Joseph Conrad

J’ai vu d’abord le film Lord Jim de Richard Brooks avec Peter O’Toole. Il date de 1965. Je n’ai lu le roman que bien plus tard. Richard Brooks se demandait pourquoi il avait passé plus de trois ans à réaliser son adaptation du roman de Joseph Conrad.

«Parmi les différents thèmes utilisés dans Lord Jim, expliquait-il, un en particulier demeure présent en ma mémoire depuis que j’ai lu pour la première fois le livre au lycée : c’est le thème de l’homme qui cherche et trouve une seconde chance. C’est un thème commun à la plupart des hommes. (…) C’est l’épine dorsale du film.»

Film intéressant de 154 minutes. Richard Brooks a peut-être eu du mal à maîtriser la grosse machine hollywoodienne: une équipe de techniciens britanniques, une bonne distribution, plus de 4 tonnes d’équipement transportées dans les ports et les jungles d’Asie du Sud-Est. Le livre, lui, est, passionnant

http://www.institut-lumiere.org/manifestations/lord-jim.html

Joseph Conrad. Lord Jim. Traduction: Philippe Neel. Édition de la nouvelle revue française. 1924. Incipit.

I

“Il avait six pieds, moins un ou deux pouces, peut-être; solidement bâti, il s’avançait droit sur vous, les épaules légèrement voûtées et la tête en avant, avec un regard fixe venu d’en dessous, comme un taureau qui va charger. Sa voix était profonde et forte, et son attitude trahissait une sorte de hauteur morose, qui n’avait pourtant rien d’agressif. On aurait dit d’une réserve qu’il s’imposait à lui-même autant qu’il l’opposait aux autres. D’une impeccable netteté, et toujours vêtu, des souliers au chapeau, de blanc immaculé, il était très populaire dans les divers ports d’Orient, où il exerçait son métier de commis maritime chez les fournisseurs de navires.”

CHAPTER 1

“He was an inch, perhaps two, under six feet, powerfully built, and he advanced straight at you with a slight stoop of the shoulders, head forward, and a fixed from-under stare which made you think of a charging bull. His voice was deep, loud, and his manner displayed a kind of dogged self-assertion which had nothing aggressive in it. It seemed a necessity, and it was directed apparently as much at himself as at anybody else. He was spotlessly neat, apparelled in immaculate white from shoes to hat, and in the various Eastern ports where he got his living as ship-chandler’s water-clerk he was very popular.»

Joseph Conrad

Joseph Conrad.

Joseph Conrad ( de son vrai nom Józef Teodor Konrad Korzeniowski) est né le 3 décembre 1857 à Berditchev (Ukraine, alors Empire russe). Il est mort le 3 août 1924 à Bishopsbourne (Angleterre). Ce Polonais est un des écrivains majeurs en langue anglaise du XX ème siècle.

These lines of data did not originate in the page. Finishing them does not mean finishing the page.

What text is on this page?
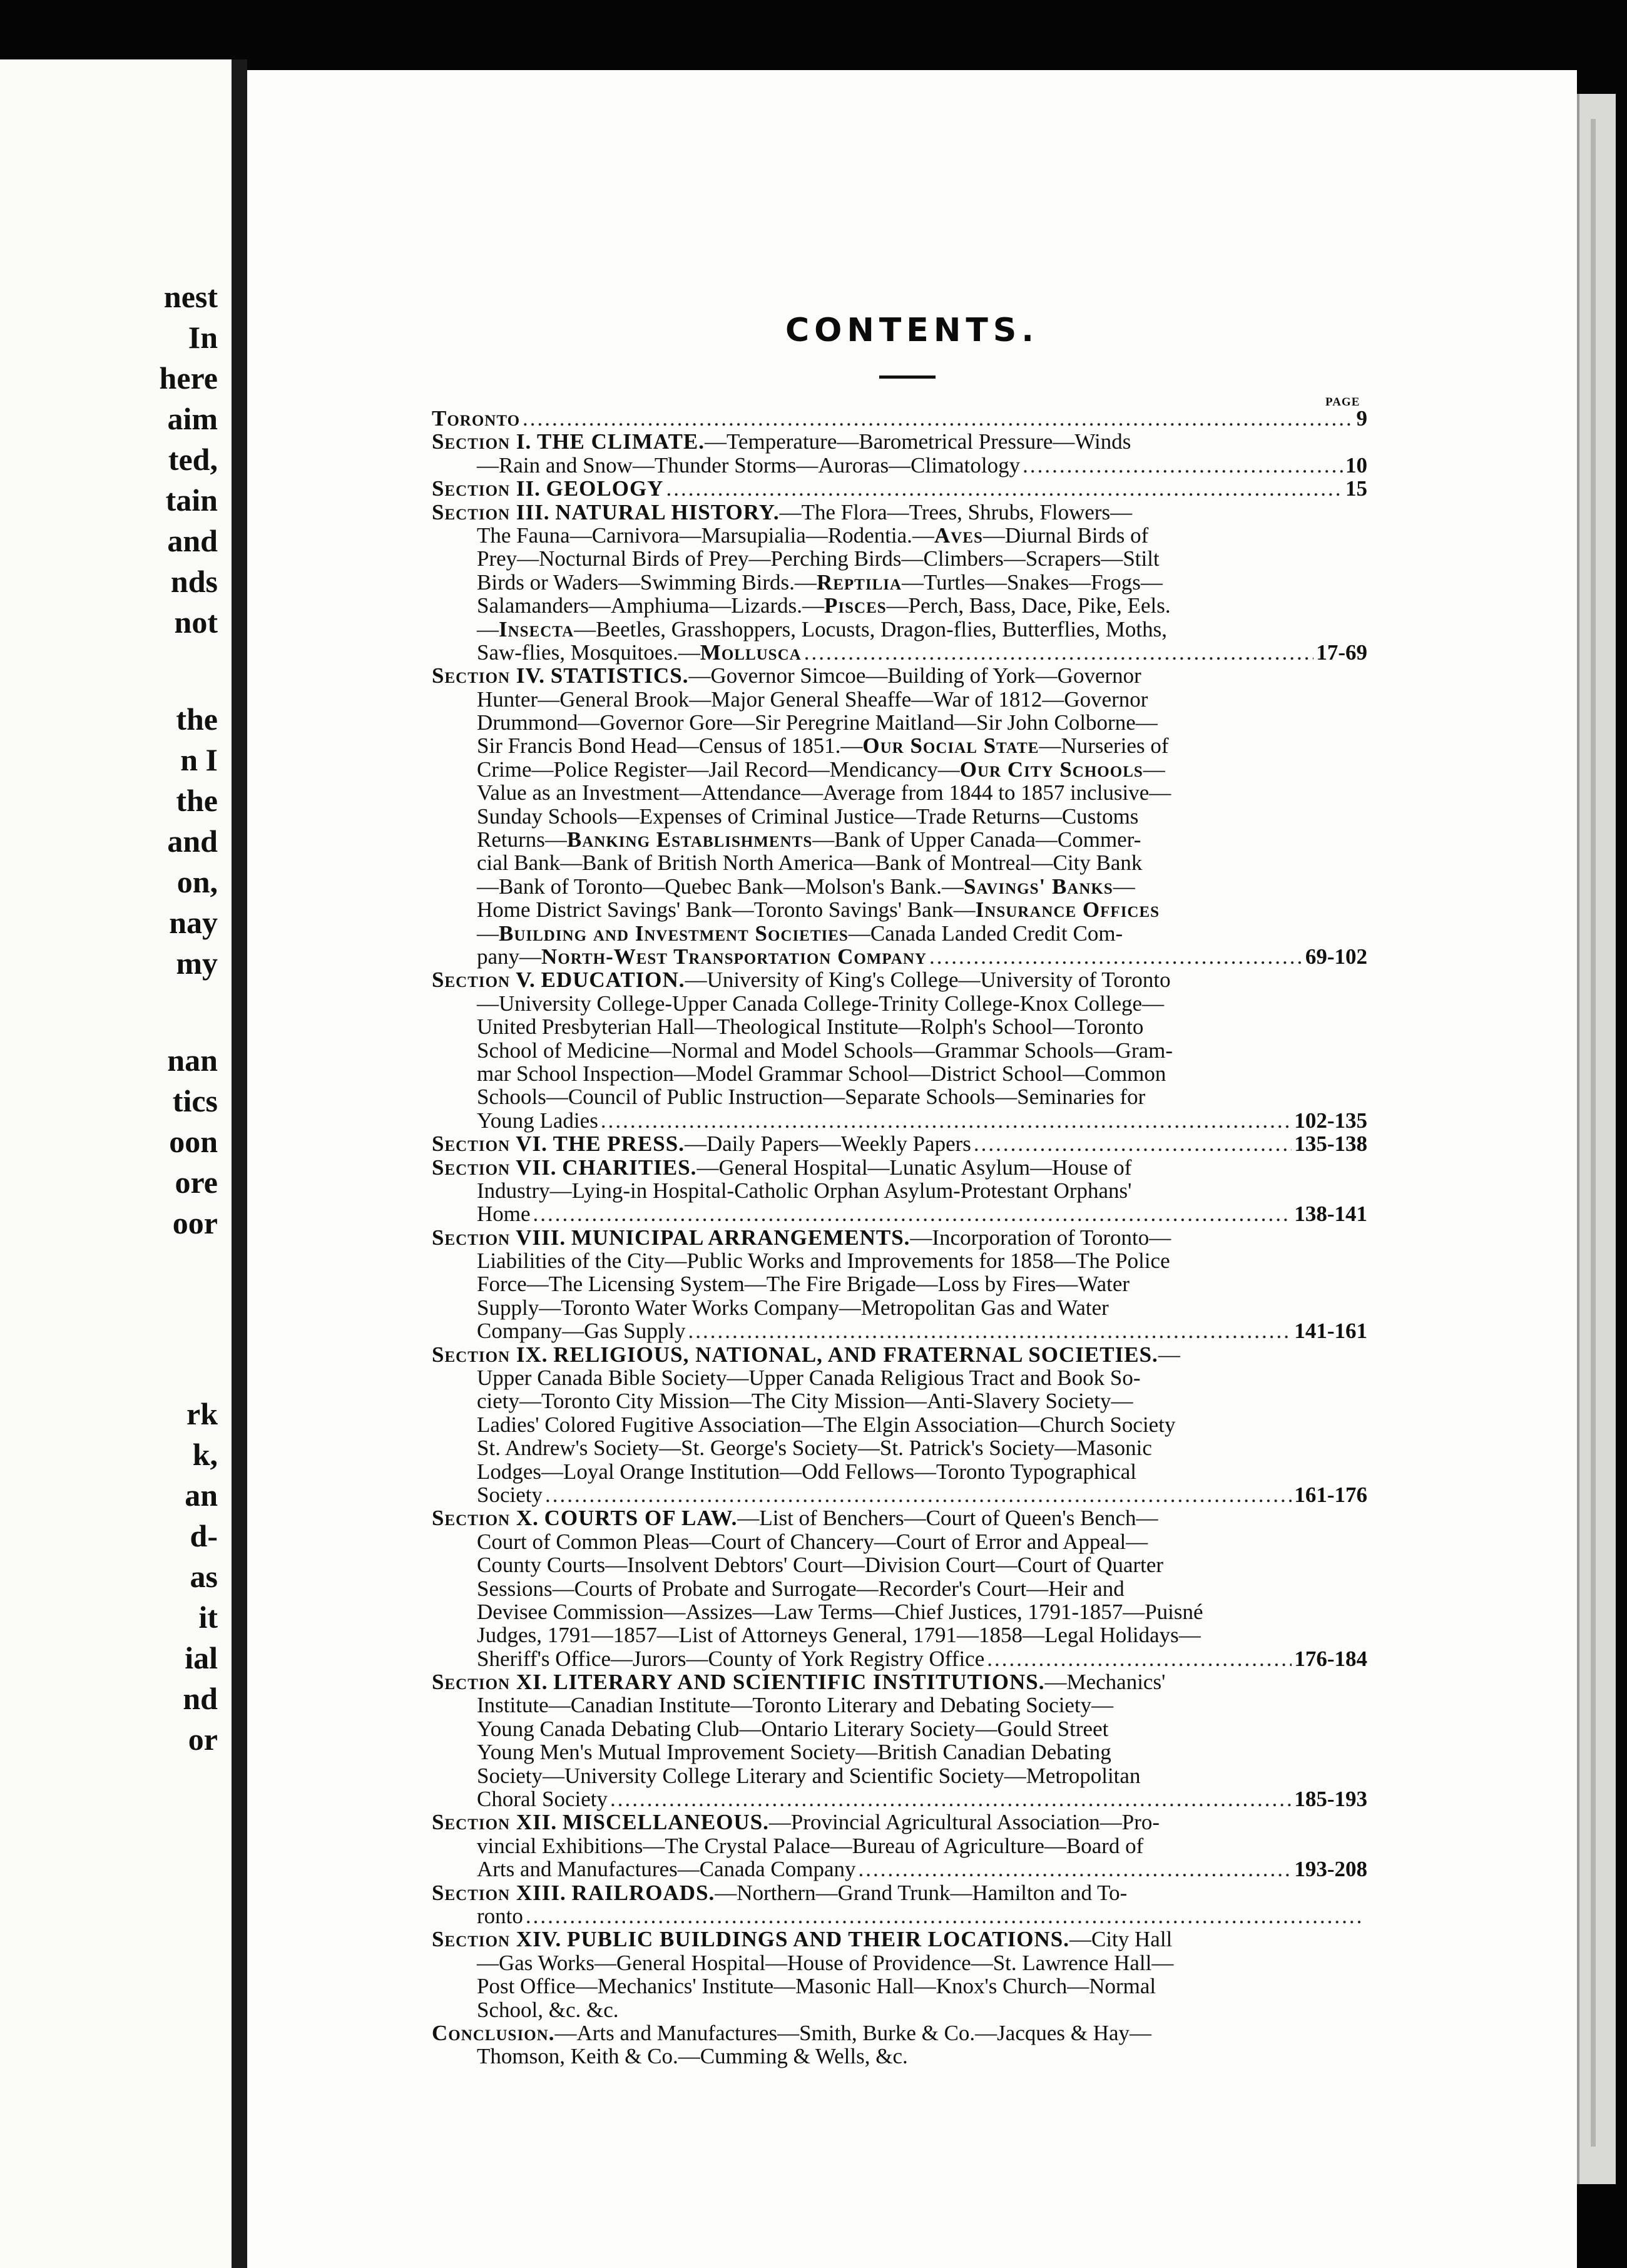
nest
In
here
aim
ted,
tain
and
nds
not
the
n I
the
and
on,
nay
my
nan
tics
oon
ore
oor
rk
k,
an
d-
as
it
ial
nd
or
CONTENTS.
PAGE
Toronto .....	9
Section I. THE CLIMATE.—Temperature—Barometrical Pressure—Winds
—Rain and Snow—Thunder Storms—Auroras—Climatology .....	10
Section II. GEOLOGY .....	15
Section III. NATURAL HISTORY.—The Flora—Trees, Shrubs, Flowers—
The Fauna—Carnivora—Marsupialia—Rodentia.—Aves—Diurnal Birds of
Prey—Nocturnal Birds of Prey—Perching Birds—Climbers—Scrapers—Stilt
Birds or Waders—Swimming Birds.—Reptilia—Turtles—Snakes—Frogs—
Salamanders—Amphiuma—Lizards.—Pisces—Perch, Bass, Dace, Pike, Eels.
—Insecta—Beetles, Grasshoppers, Locusts, Dragon-flies, Butterflies, Moths,
Saw-flies, Mosquitoes.—Mollusca .....	17-69
Section IV. STATISTICS.—Governor Simcoe—Building of York—Governor
Hunter—General Brook—Major General Sheaffe—War of 1812—Governor
Drummond—Governor Gore—Sir Peregrine Maitland—Sir John Colborne—
Sir Francis Bond Head—Census of 1851.—Our Social State—Nurseries of
Crime—Police Register—Jail Record—Mendicancy—Our City Schools—
Value as an Investment—Attendance—Average from 1844 to 1857 inclusive—
Sunday Schools—Expenses of Criminal Justice—Trade Returns—Customs
Returns—Banking Establishments—Bank of Upper Canada—Commer-
cial Bank—Bank of British North America—Bank of Montreal—City Bank
—Bank of Toronto—Quebec Bank—Molson's Bank.—Savings' Banks—
Home District Savings' Bank—Toronto Savings' Bank—Insurance Offices
—Building and Investment Societies—Canada Landed Credit Com-
pany—North-West Transportation Company .....	69-102
Section V. EDUCATION.—University of King's College—University of Toronto
—University College-Upper Canada College-Trinity College-Knox College—
United Presbyterian Hall—Theological Institute—Rolph's School—Toronto
School of Medicine—Normal and Model Schools—Grammar Schools—Gram-
mar School Inspection—Model Grammar School—District School—Common
Schools—Council of Public Instruction—Separate Schools—Seminaries for
Young Ladies .....	102-135
Section VI. THE PRESS.—Daily Papers—Weekly Papers .....	135-138
Section VII. CHARITIES.—General Hospital—Lunatic Asylum—House of
Industry—Lying-in Hospital-Catholic Orphan Asylum-Protestant Orphans'
Home .....	138-141
Section VIII. MUNICIPAL ARRANGEMENTS.—Incorporation of Toronto—
Liabilities of the City—Public Works and Improvements for 1858—The Police
Force—The Licensing System—The Fire Brigade—Loss by Fires—Water
Supply—Toronto Water Works Company—Metropolitan Gas and Water
Company—Gas Supply .....	141-161
Section IX. RELIGIOUS, NATIONAL, AND FRATERNAL SOCIETIES.—
Upper Canada Bible Society—Upper Canada Religious Tract and Book So-
ciety—Toronto City Mission—The City Mission—Anti-Slavery Society—
Ladies' Colored Fugitive Association—The Elgin Association—Church Society
St. Andrew's Society—St. George's Society—St. Patrick's Society—Masonic
Lodges—Loyal Orange Institution—Odd Fellows—Toronto Typographical
Society .....	161-176
Section X. COURTS OF LAW.—List of Benchers—Court of Queen's Bench—
Court of Common Pleas—Court of Chancery—Court of Error and Appeal—
County Courts—Insolvent Debtors' Court—Division Court—Court of Quarter
Sessions—Courts of Probate and Surrogate—Recorder's Court—Heir and
Devisee Commission—Assizes—Law Terms—Chief Justices, 1791-1857—Puisné
Judges, 1791—1857—List of Attorneys General, 1791—1858—Legal Holidays—
Sheriff's Office—Jurors—County of York Registry Office .....	176-184
Section XI. LITERARY AND SCIENTIFIC INSTITUTIONS.—Mechanics'
Institute—Canadian Institute—Toronto Literary and Debating Society—
Young Canada Debating Club—Ontario Literary Society—Gould Street
Young Men's Mutual Improvement Society—British Canadian Debating
Society—University College Literary and Scientific Society—Metropolitan
Choral Society .....	185-193
Section XII. MISCELLANEOUS.—Provincial Agricultural Association—Pro-
vincial Exhibitions—The Crystal Palace—Bureau of Agriculture—Board of
Arts and Manufactures—Canada Company .....	193-208
Section XIII. RAILROADS.—Northern—Grand Trunk—Hamilton and To-
ronto
.....
Section XIV. PUBLIC BUILDINGS AND THEIR LOCATIONS.—City Hall
—Gas Works—General Hospital—House of Providence—St. Lawrence Hall—
Post Office—Mechanics' Institute—Masonic Hall—Knox's Church—Normal
School, &c. &c.
Conclusion.—Arts and Manufactures—Smith, Burke & Co.—Jacques & Hay—
Thomson, Keith & Co.—Cumming & Wells, &c.
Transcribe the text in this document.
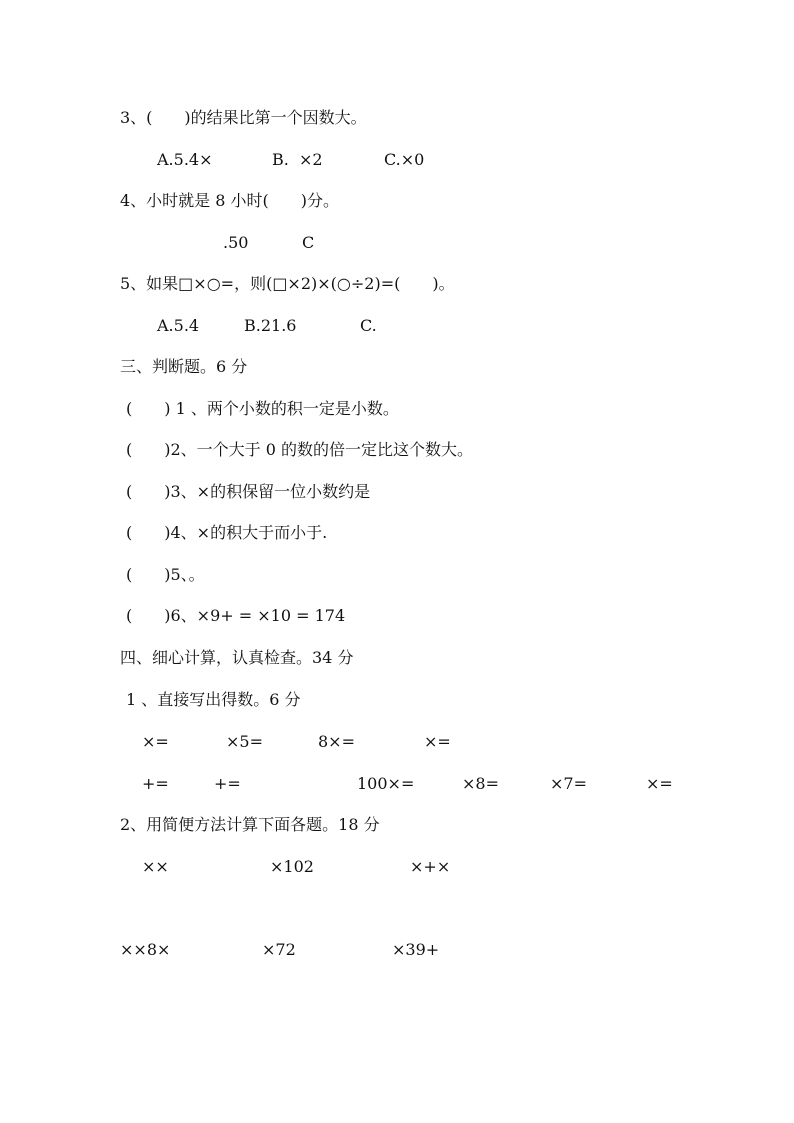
3、(　　)的结果比第一个因数大。
A.5.4×	B.  ×2	C.×0
4、小时就是 8 小时(　　)分。
.50	C
5、如果□×○=，则(□×2)×(○÷2)=(　　)。
A.5.4	B.21.6	C.
三、判断题。6 分
(　　) 1 、两个小数的积一定是小数。
(　　)2、一个大于 0 的数的倍一定比这个数大。
(　　)3、×的积保留一位小数约是
(　　)4、×的积大于而小于.
(　　)5、。
(　　)6、×9+ = ×10 = 174
四、细心计算，认真检查。34 分
1 、直接写出得数。6 分
×=	×5=	8×=	×=
+=	+=	100×=	×8=	×7=	×=
2、用简便方法计算下面各题。18 分
××	×102	×+×
××8×	×72	×39+
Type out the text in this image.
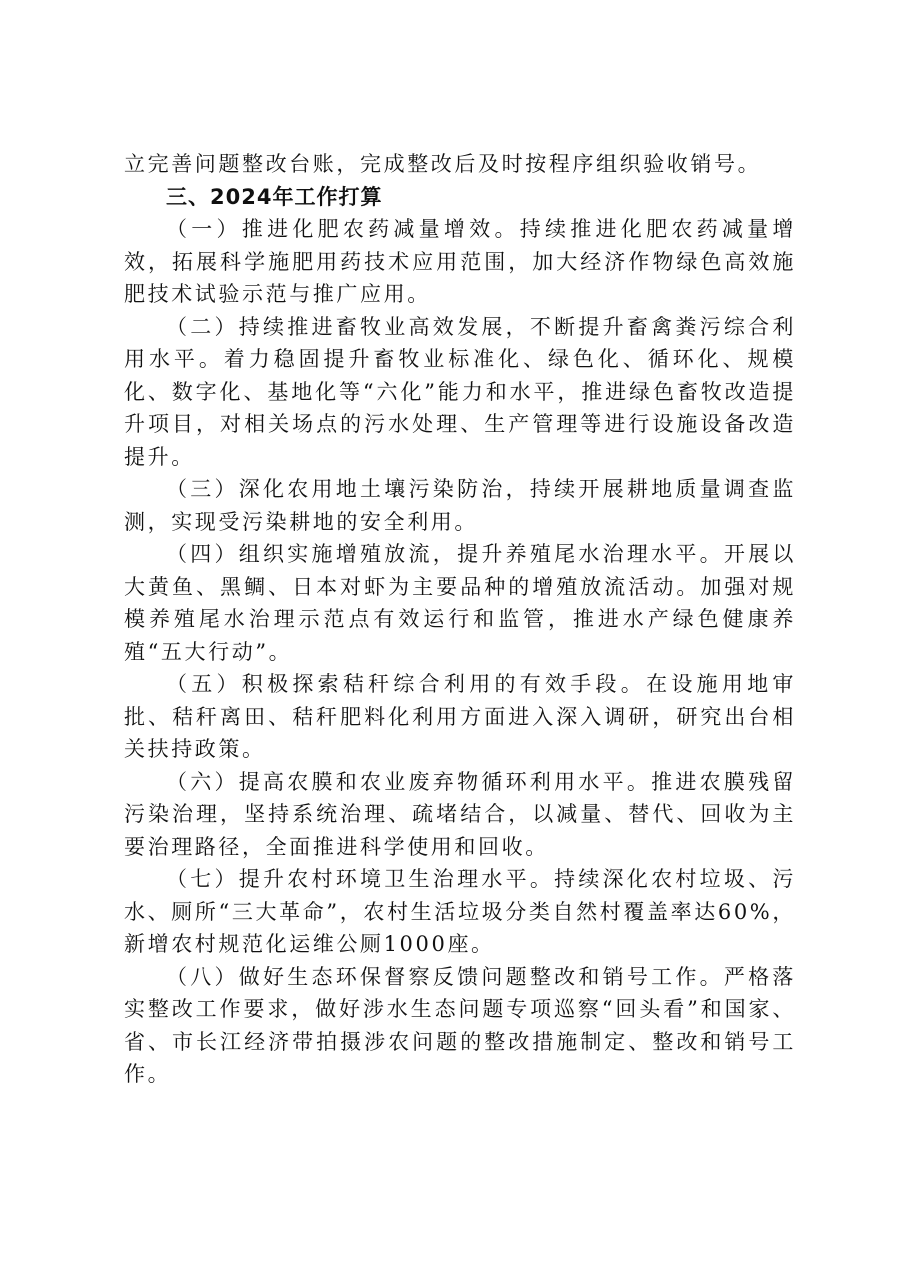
立完善问题整改台账，完成整改后及时按程序组织验收销号。

三、2024年工作打算

（一）推进化肥农药减量增效。持续推进化肥农药减量增效，拓展科学施肥用药技术应用范围，加大经济作物绿色高效施肥技术试验示范与推广应用。

（二）持续推进畜牧业高效发展，不断提升畜禽粪污综合利用水平。着力稳固提升畜牧业标准化、绿色化、循环化、规模化、数字化、基地化等“六化”能力和水平，推进绿色畜牧改造提升项目，对相关场点的污水处理、生产管理等进行设施设备改造提升。

（三）深化农用地土壤污染防治，持续开展耕地质量调查监测，实现受污染耕地的安全利用。

（四）组织实施增殖放流，提升养殖尾水治理水平。开展以大黄鱼、黑鲷、日本对虾为主要品种的增殖放流活动。加强对规模养殖尾水治理示范点有效运行和监管，推进水产绿色健康养殖“五大行动”。

（五）积极探索秸秆综合利用的有效手段。在设施用地审批、秸秆离田、秸秆肥料化利用方面进入深入调研，研究出台相关扶持政策。

（六）提高农膜和农业废弃物循环利用水平。推进农膜残留污染治理，坚持系统治理、疏堵结合，以减量、替代、回收为主要治理路径，全面推进科学使用和回收。

（七）提升农村环境卫生治理水平。持续深化农村垃圾、污水、厕所“三大革命”，农村生活垃圾分类自然村覆盖率达60%，新增农村规范化运维公厕1000座。

（八）做好生态环保督察反馈问题整改和销号工作。严格落实整改工作要求，做好涉水生态问题专项巡察“回头看”和国家、省、市长江经济带拍摄涉农问题的整改措施制定、整改和销号工作。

Youth. 1898. Jeunesse. Traduit par G. Jean-Aubry Gallimard Paris, 1925.

«And we all nodded at him: the man of finance, the man of accounts, the man of law, we all nodded at him over the polished table that like a still sheet of brown water reflected our faces, lined, wrinkled; our faces marked by toil, by deceptions, by success, by love; our weary eyes looking still, looking always, looking anxiously for something out of life, that while it is expected is already gone—has passed unseen, in a sigh, in a flash—together with the youth, with the strength, with the romance of illusions.»

«Et tous nous l’approuvions: l’homme de finance, l’homme de chiffres, l’homme de loi, tous nous l’approuvions, par-dessus la table polie, qui comme une immobile nappe d’eau brune, réfléchissait nos visages sillonnés et ridés, nos visages marqués par le travail, par les déceptions, par le succès, par l’amour, et nos yeux las cherchant encore, cherchant toujours, cherchant avidement à arracher à la vie ce quelque chose qui, alors qu’on l’attend encore, s’est déjà dissipé – a passé à notre insu, dans un soupir, dans un éclair -avec la jeunesse, avec la force, avec la séduction romanesque des illusions.»